Wer hat diese Sorte entwickelt und wann?
Es wurde in Kanada unter der Leitung von William S. Bockstos entwickelt, nach seinem Erfinder benannt und 1955 eingeführt. Schnell gewann es an Popularität und verbreitete sich weltweit.
Beschreibung der Pfingstrose Henry Boxtos
Dieser mittelgroße Strauch mit aufrechten Trieben und kräftigen Stämmen erreicht eine Höhe von 90 cm. Seine Blätter sind dunkelgrün, doppelt dreizählig und zugespitzt. Er trägt gefüllte, rosenförmige, kugelförmige Blüten mit einem Durchmesser von bis zu 20 cm.

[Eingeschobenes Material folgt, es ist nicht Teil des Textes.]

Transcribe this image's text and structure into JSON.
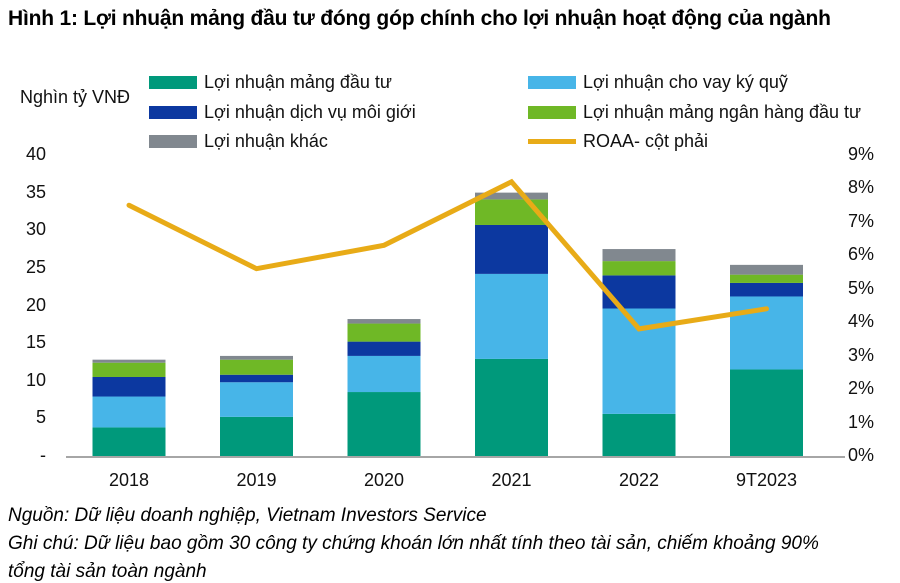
{
  "title": "Hình 1: Lợi nhuận mảng đầu tư đóng góp chính cho lợi nhuận hoạt động của ngành",
  "chart_data": {
    "type": "bar",
    "subtype": "stacked-bar-with-line-combo",
    "categories": [
      "2018",
      "2019",
      "2020",
      "2021",
      "2022",
      "9T2023"
    ],
    "stacked_series": [
      {
        "name": "Lợi nhuận mảng đầu tư",
        "color": "#00997B",
        "values": [
          3.8,
          5.2,
          8.5,
          12.9,
          5.6,
          11.5
        ]
      },
      {
        "name": "Lợi nhuận cho vay ký quỹ",
        "color": "#47B5E8",
        "values": [
          4.1,
          4.6,
          4.8,
          11.3,
          14.0,
          9.7
        ]
      },
      {
        "name": "Lợi nhuận dịch vụ môi giới",
        "color": "#0C38A0",
        "values": [
          2.6,
          1.0,
          1.9,
          6.5,
          4.4,
          1.8
        ]
      },
      {
        "name": "Lợi nhuận mảng ngân hàng đầu tư",
        "color": "#6FB826",
        "values": [
          1.9,
          2.0,
          2.4,
          3.4,
          1.9,
          1.1
        ]
      },
      {
        "name": "Lợi nhuận khác",
        "color": "#81888F",
        "values": [
          0.4,
          0.5,
          0.6,
          0.9,
          1.6,
          1.3
        ]
      }
    ],
    "line_series": {
      "name": "ROAA- cột phải",
      "color": "#E8AB17",
      "values_percent": [
        7.5,
        5.6,
        6.3,
        8.2,
        3.8,
        4.4
      ]
    },
    "left_axis": {
      "title": "Nghìn tỷ VNĐ",
      "min": 0,
      "max": 40,
      "ticks": [
        {
          "label": "40",
          "value": 40
        },
        {
          "label": "35",
          "value": 35
        },
        {
          "label": "30",
          "value": 30
        },
        {
          "label": "25",
          "value": 25
        },
        {
          "label": "20",
          "value": 20
        },
        {
          "label": "15",
          "value": 15
        },
        {
          "label": "10",
          "value": 10
        },
        {
          "label": "5",
          "value": 5
        },
        {
          "label": "-",
          "value": 0
        }
      ]
    },
    "right_axis": {
      "min_percent": 0,
      "max_percent": 9,
      "ticks": [
        {
          "label": "9%",
          "value": 9
        },
        {
          "label": "8%",
          "value": 8
        },
        {
          "label": "7%",
          "value": 7
        },
        {
          "label": "6%",
          "value": 6
        },
        {
          "label": "5%",
          "value": 5
        },
        {
          "label": "4%",
          "value": 4
        },
        {
          "label": "3%",
          "value": 3
        },
        {
          "label": "2%",
          "value": 2
        },
        {
          "label": "1%",
          "value": 1
        },
        {
          "label": "0%",
          "value": 0
        }
      ]
    },
    "grid": "off",
    "legend_position": "top",
    "baseline_color": "#A6A6A6"
  },
  "notes": [
    "Nguồn: Dữ liệu doanh nghiệp, Vietnam Investors Service",
    "Ghi chú: Dữ liệu bao gồm 30 công ty chứng khoán lớn nhất tính theo tài sản, chiếm khoảng 90%",
    "tổng tài sản toàn ngành"
  ]
}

Die Knospen sind dunkelrot, dicht und glänzend. Die Blütenblätter sind fest, breit und seidenartig, nach innen eingerollt und eng anliegend. Die Blüten sind steril, da ihnen Staubblätter und Stempel fehlen. Sie verströmen einen zarten, angenehmen Duft.
Merkmale der Blüte
Die Blütezeit beginnt im dritten Jahr nach der Pflanzung. Der genaue Zeitpunkt hängt von der frühen Blütephase ab, die empfindlich auf die klimatischen Bedingungen reagiert. Die Knospen öffnen sich üblicherweise Ende Mai und behalten ihre Blütenblätter auch beim Verblühen.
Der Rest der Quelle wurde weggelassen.